The live docs are correct enough, but some variant and history material still contains lore-heavy or historical language that could confuse a first-time operator.

Tasks

  1. Continue narrowing archival trees.

    • reference/

    • archived site prototype under site/

    • history-heavy plan documents

  2. Keep live variant pages grounded in the current runtime contract.

    • current mode support

    • current provider behavior

    • current safety floor behavior

  3. Clearly label historical artifacts.

    • “historical plan”

    • “archival prototype”

    • “not part of the live runtime”

Acceptance criteria

  • a new user cannot reasonably confuse the archive for the live product

  • variant docs remain flavorful without overstating implementation

5. Execution order

Immediate

  1. finish PR #40

  2. get the final hosted CI signal clean

  3. squash merge

  4. sync main

Next

  1. run service-manager manual workflow

  2. run live-provider manual workflow

  3. fix any real-host defects

  4. perform release dry-run

After launch gate

  1. complete TUI operator actions and drilldown

  2. harden provider maturity and docs

  3. continue archive/lore cleanup

6. Risks

Hosted CI instability on Windows

The repo now distinguishes between:

  • actual Windows runtime defects

  • PowerShell smoke-script defects

  • hosted-runner instability in long Windows test jobs

This needs to be managed deliberately so the project does not keep rediscovering the same class of CI noise.

Real-host service-manager surprises

launchd, systemd user units, and Windows SCM are all supported in code, but their true launch behavior still needs real-host confirmation.

Provider drift

Provider CLIs are external dependencies and their auth or output behavior can shift.
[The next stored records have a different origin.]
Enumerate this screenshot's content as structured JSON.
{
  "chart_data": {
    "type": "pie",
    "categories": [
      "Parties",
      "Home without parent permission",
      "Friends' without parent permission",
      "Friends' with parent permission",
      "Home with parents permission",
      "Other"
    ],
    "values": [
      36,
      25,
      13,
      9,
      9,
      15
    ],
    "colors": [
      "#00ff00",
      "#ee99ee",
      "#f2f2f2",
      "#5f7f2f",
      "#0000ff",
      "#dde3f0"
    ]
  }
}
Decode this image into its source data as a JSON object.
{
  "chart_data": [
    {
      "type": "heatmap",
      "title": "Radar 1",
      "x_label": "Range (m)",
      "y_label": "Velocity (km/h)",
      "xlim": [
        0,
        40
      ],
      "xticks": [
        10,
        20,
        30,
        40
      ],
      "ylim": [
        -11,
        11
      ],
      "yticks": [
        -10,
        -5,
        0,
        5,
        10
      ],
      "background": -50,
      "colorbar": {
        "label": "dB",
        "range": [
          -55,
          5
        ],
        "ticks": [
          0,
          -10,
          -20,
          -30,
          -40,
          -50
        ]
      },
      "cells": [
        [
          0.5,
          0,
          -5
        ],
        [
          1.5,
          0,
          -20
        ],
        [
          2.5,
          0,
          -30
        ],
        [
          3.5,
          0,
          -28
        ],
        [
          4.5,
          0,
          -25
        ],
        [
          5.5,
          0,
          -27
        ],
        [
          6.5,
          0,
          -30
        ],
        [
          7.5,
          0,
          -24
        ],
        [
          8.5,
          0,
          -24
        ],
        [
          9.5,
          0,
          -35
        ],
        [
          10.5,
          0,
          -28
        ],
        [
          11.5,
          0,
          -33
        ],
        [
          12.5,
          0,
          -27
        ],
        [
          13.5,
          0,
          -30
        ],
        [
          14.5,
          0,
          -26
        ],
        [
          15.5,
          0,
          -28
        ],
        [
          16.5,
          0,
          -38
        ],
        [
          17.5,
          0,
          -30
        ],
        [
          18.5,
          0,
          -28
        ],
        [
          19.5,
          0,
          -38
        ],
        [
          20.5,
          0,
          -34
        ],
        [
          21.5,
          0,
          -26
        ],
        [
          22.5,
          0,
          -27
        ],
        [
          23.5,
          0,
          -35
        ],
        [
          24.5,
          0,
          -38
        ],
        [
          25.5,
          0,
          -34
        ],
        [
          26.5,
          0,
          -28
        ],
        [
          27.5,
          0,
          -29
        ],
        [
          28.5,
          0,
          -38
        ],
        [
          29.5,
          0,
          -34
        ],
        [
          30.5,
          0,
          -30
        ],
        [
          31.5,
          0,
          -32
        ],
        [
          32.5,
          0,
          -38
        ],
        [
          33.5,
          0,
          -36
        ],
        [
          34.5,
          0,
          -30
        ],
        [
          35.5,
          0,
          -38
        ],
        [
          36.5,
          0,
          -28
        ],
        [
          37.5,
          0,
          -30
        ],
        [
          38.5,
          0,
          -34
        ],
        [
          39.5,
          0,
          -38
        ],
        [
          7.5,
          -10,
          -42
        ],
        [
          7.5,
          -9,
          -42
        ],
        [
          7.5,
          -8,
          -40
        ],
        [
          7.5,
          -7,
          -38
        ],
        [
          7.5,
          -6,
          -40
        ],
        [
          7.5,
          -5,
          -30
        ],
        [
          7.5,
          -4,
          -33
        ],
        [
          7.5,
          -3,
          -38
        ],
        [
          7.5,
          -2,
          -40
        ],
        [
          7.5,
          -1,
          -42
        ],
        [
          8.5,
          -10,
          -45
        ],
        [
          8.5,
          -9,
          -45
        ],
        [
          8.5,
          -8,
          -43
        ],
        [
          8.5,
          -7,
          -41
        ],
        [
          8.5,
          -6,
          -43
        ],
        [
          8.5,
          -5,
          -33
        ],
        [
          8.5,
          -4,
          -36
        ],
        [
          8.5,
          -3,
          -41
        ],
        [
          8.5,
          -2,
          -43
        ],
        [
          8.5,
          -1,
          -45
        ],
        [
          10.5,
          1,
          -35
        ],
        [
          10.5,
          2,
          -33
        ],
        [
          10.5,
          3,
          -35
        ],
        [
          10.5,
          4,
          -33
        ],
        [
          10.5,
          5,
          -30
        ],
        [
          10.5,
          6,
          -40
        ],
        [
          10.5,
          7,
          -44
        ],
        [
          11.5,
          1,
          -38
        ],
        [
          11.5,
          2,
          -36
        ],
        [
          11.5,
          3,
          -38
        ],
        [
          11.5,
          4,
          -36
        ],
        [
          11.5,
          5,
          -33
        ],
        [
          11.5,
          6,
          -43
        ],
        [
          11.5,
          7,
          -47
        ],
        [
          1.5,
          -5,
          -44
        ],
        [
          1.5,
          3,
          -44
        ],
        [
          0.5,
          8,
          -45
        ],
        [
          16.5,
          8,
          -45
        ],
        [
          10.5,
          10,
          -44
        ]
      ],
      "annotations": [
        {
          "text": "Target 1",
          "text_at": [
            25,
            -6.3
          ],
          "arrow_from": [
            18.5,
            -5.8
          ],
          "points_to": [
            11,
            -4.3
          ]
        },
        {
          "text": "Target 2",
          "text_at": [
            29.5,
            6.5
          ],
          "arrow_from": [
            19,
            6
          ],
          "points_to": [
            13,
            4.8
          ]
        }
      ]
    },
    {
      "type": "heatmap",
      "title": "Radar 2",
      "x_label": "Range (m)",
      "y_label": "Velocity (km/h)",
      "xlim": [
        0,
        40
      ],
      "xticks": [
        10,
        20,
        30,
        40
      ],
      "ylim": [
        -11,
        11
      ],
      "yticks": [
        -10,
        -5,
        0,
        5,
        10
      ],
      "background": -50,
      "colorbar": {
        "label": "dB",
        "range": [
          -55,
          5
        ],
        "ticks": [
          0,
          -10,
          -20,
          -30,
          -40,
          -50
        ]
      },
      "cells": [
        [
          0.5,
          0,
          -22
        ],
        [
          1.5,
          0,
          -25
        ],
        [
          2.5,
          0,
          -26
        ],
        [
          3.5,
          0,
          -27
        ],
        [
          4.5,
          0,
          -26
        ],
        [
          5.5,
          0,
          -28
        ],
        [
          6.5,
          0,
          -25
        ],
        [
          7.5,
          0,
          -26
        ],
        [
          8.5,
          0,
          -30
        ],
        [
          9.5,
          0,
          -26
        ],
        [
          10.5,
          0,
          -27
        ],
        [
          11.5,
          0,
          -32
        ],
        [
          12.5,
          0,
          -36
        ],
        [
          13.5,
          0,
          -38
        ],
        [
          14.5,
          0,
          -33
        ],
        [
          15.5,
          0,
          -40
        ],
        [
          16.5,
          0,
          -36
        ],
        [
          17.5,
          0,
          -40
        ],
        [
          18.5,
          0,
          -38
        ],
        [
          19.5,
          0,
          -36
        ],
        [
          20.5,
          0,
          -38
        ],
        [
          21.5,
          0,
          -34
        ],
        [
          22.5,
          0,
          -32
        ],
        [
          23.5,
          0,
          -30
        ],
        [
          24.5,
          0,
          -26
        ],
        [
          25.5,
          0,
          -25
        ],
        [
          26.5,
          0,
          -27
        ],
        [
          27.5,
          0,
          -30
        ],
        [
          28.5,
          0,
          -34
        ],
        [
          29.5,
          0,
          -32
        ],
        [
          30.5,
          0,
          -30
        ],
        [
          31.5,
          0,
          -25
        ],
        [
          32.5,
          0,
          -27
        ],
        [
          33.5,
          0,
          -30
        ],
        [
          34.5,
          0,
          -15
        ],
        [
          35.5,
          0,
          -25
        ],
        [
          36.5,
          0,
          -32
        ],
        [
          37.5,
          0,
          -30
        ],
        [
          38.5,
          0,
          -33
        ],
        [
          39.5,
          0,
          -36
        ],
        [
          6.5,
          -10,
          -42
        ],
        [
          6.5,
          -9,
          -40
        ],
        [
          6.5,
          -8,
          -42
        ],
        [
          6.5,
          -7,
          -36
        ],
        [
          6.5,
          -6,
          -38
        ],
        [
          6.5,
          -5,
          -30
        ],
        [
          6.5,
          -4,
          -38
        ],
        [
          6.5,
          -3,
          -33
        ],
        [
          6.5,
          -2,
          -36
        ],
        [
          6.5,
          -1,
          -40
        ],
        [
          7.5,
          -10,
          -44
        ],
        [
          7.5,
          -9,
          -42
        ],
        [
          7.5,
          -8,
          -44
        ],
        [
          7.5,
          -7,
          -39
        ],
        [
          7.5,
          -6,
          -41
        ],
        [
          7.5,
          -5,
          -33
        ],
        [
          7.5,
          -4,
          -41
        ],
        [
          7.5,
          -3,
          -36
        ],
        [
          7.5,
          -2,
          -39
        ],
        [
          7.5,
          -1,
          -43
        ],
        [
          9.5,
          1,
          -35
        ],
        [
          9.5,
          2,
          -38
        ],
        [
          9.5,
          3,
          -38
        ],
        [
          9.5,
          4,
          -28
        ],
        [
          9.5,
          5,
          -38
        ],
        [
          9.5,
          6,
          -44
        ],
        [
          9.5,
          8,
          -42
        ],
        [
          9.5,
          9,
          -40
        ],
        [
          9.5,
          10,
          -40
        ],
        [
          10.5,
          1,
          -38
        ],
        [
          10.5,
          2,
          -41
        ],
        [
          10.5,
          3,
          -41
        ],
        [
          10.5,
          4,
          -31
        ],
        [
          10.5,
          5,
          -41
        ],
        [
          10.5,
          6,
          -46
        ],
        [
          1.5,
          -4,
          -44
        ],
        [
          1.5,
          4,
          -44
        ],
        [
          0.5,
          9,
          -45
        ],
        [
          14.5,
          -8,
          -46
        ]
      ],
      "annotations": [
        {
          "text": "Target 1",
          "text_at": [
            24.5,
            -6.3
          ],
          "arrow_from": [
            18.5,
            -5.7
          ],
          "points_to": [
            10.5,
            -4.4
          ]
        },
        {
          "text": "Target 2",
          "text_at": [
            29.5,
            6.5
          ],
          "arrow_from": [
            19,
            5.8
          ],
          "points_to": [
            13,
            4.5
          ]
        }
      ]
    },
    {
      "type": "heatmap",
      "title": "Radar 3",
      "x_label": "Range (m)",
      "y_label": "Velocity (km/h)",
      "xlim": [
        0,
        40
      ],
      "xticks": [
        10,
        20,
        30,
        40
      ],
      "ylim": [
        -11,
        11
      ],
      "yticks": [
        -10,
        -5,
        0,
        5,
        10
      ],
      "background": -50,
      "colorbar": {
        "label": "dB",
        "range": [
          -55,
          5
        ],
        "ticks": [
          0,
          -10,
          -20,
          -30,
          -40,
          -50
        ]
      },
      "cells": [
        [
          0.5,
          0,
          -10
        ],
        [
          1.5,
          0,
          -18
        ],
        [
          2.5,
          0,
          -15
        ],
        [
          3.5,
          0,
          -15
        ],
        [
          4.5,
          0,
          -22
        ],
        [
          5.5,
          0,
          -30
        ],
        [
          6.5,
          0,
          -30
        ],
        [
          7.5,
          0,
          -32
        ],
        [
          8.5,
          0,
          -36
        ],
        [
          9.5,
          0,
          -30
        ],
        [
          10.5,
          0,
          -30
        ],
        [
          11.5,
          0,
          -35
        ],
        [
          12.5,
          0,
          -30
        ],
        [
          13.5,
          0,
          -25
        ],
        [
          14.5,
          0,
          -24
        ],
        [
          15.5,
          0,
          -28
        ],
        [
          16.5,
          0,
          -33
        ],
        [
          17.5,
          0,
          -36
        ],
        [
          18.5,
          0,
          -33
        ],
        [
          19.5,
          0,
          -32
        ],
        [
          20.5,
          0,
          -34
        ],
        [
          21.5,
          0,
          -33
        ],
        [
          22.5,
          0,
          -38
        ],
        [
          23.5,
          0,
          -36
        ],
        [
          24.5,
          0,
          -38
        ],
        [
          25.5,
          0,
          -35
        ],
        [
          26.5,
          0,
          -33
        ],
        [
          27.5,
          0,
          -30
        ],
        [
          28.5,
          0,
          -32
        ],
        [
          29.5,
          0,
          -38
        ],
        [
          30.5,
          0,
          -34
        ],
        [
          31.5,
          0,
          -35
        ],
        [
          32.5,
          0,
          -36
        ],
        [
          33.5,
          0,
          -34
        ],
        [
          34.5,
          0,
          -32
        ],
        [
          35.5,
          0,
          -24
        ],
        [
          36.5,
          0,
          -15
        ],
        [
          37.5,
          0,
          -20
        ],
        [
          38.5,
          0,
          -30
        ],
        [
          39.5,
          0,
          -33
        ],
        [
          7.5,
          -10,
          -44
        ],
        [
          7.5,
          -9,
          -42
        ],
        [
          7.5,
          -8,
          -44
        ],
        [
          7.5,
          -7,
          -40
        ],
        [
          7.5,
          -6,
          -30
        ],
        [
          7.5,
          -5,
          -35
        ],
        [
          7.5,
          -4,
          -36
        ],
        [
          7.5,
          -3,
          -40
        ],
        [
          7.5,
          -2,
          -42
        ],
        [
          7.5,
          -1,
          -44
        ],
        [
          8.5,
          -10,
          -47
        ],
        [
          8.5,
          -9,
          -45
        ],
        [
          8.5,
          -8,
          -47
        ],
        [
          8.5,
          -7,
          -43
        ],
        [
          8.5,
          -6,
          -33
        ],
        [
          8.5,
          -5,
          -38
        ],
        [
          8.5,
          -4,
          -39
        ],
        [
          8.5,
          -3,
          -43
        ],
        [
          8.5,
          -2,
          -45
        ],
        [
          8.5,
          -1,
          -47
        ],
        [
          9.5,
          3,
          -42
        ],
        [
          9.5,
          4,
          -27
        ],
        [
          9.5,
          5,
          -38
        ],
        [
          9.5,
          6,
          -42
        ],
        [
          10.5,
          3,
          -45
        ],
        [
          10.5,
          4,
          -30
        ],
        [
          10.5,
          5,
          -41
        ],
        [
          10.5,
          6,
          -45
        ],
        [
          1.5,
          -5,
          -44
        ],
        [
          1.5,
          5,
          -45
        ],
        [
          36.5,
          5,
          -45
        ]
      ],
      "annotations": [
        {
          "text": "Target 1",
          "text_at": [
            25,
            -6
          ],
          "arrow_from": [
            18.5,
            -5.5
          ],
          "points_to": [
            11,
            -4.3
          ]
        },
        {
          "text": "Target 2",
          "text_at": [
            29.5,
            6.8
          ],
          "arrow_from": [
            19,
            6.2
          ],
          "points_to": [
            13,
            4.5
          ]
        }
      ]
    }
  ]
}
The launch docs and manual-provider workflow need to stay current.

7. Definition of done

The remaining v1 work is complete when all of the following are true:

  • the repo-service runtime PR is merged cleanly

  • real-host manager smoke has passed for macOS, Linux, and Windows

  • live-provider smoke has passed for Claude, Codex, and Gemini

  • release packaging paths are dry-run validated

  • the TUI covers the common operator loop without major CLI fallbacks

  • launch docs match the real install, auth, runtime, and recovery flow

At that point, remaining work becomes ordinary product iteration rather than launch gating.